When I asked Ada how she was doing,
she said, “I’m hanging in there,” but she didn’t start reciting that poem she
used to recite about how “The peace of
God is my one goal.”
May said that she was missing her
teeth, which had cost nine thousand dollars, so it was hard to chew, and we
commiserated. I told her that I’d heard
the gums would harden, and then it would be easier, and Ada said, “That must be
hard, chewing without teeth…I just ran a check to be sure mine are all
there. Isn’t that funny!”
Mom ate but without much enthusiasm
for the hot dogs and chips. She licked
the relish off to make it easier for her to bite into the bun and told Ada,
“You can avert your eyes if you don’t want to see me eat.”
When Ada said, “What?” Mom simplified it.
“You can cast your eyes down. You can look down.”

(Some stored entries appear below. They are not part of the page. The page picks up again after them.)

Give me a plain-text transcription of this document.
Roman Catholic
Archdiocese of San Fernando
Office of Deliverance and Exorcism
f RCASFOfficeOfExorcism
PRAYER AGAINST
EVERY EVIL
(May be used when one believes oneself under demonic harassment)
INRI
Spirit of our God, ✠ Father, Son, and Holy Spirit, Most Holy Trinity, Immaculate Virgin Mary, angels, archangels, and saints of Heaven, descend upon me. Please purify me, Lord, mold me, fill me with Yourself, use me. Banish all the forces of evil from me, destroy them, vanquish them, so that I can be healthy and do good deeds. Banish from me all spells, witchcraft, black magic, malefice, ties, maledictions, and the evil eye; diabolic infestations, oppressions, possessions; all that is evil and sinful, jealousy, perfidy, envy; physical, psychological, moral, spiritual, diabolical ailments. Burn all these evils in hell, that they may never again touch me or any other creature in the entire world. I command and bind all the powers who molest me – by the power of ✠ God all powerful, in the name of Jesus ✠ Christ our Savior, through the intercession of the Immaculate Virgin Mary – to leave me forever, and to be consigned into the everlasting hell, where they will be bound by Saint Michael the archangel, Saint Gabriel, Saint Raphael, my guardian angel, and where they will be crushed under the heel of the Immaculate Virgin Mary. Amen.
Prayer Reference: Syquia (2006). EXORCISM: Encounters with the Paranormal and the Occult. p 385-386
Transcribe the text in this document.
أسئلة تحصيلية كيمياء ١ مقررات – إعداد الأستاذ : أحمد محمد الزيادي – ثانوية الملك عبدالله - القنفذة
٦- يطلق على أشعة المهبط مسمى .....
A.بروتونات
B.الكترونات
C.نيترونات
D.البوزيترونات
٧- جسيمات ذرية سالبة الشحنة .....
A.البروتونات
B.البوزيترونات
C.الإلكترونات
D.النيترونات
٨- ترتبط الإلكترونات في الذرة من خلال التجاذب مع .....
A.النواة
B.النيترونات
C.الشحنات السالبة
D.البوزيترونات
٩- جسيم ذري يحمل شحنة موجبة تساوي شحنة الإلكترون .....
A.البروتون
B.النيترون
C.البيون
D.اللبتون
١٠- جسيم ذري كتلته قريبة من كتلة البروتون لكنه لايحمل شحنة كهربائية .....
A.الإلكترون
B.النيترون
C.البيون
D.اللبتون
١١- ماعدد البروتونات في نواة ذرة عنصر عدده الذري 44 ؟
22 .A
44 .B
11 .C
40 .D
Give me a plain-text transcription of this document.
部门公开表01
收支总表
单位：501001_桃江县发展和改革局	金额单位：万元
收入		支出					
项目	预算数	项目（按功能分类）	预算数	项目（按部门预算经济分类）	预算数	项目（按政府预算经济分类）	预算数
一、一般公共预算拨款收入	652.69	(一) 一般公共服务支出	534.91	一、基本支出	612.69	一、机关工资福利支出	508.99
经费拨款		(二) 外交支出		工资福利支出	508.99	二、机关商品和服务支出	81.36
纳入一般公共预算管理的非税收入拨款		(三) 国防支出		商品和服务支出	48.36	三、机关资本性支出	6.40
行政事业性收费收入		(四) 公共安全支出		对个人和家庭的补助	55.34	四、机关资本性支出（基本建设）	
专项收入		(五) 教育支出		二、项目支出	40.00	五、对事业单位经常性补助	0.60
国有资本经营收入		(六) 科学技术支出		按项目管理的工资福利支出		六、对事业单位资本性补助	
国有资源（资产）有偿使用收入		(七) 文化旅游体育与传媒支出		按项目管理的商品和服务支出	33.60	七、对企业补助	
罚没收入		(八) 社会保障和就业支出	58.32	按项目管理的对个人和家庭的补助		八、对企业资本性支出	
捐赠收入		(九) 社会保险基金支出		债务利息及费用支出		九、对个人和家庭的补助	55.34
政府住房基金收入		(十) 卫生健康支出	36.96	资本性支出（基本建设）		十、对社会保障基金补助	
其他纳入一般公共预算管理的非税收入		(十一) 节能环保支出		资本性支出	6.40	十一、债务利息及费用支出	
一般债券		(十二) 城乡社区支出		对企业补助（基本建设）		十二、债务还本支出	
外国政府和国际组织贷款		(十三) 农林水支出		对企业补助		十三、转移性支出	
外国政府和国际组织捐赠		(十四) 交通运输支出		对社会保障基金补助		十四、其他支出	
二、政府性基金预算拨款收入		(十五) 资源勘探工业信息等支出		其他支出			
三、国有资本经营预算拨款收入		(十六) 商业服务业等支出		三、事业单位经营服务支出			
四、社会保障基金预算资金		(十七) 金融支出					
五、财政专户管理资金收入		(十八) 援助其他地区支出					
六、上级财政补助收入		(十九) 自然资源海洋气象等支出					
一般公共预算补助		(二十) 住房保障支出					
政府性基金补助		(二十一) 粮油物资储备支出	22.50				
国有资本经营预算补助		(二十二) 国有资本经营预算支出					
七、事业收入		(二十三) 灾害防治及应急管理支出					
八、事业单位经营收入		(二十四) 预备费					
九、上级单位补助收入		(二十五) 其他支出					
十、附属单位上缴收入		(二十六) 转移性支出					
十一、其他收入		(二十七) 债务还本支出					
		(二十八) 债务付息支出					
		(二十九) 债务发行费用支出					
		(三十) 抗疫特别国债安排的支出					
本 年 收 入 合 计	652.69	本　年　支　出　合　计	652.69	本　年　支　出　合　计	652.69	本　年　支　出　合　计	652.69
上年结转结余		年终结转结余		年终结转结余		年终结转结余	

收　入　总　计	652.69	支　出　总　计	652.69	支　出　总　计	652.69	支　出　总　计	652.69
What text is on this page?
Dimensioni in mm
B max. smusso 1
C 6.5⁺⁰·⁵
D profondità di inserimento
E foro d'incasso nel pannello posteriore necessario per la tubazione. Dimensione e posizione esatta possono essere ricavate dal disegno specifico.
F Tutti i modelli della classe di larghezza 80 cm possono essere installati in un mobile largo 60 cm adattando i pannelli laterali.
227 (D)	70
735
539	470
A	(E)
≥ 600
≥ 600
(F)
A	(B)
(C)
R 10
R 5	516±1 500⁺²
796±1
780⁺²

Mom asked for milk, and I got up to
get it for her, but when I got it back to the table, she asked, “What’s this
for?” and seemed to think she shouldn’t
have it.
Then there was some commotion at the
next table.
Kay shouted out to our table, “Stop
shouting! Stop talking so much. She wants to make a speech.” (She may have actually said “Sybil” but in
any case, she indicated Sybil, who said, “I don’t know what you’re talking
about.”
Kay went on to say things a very
scolding mother would say—or a verbally abusive spouse.
“You’re always giving orders, but
you don’t have the guts to do the job
you’re supposed to do yourself.”
Sybil once again said, “I don’t know
what you’re talking about,” but after Kay screamed at her a third time, Sybil
turned to us and said, “She doesn’t eat her food. There’s something suspicious about a person
who never eats. That’s why she’s so skinny. Not thin.
Skinny!” Then she looked at Kay
and said, “Now am I talking enough for you?”
At one point Mom said, “She’s doing
the right thing. She’s just sitting here
and not eating because she’s not hungry,” but she was talking about me. (I was the honey this time.)
Mom finished before the others and
got up. We went back into the sitting
room and finished the elogy for elegy crossword and then finished another
crossword puzzle, and Mom said, “Whew!”
She said she just couldn’t do any
more today, and I told her she didn’t have to.
I walked her back to her room, and someone brought her her
medicine.
Then Mom said, “I’ll have to go to
the bathroom because I’ve had a very horrendous morning.”
So…who is the right person to talk
to about Mom’s baths? Since the
residents in Perry often think they’re much younger than they are, it seems
that having a young man bathe them might seem like a sexual rather than a
hygienic act. Suzette told me she
thought the preferences of residents were respected, and I left a message for
Sue.
Of course, it would be funny if a
female aide had bathed her and it was just her secret wish that a male aide
would, but I think it was really a man.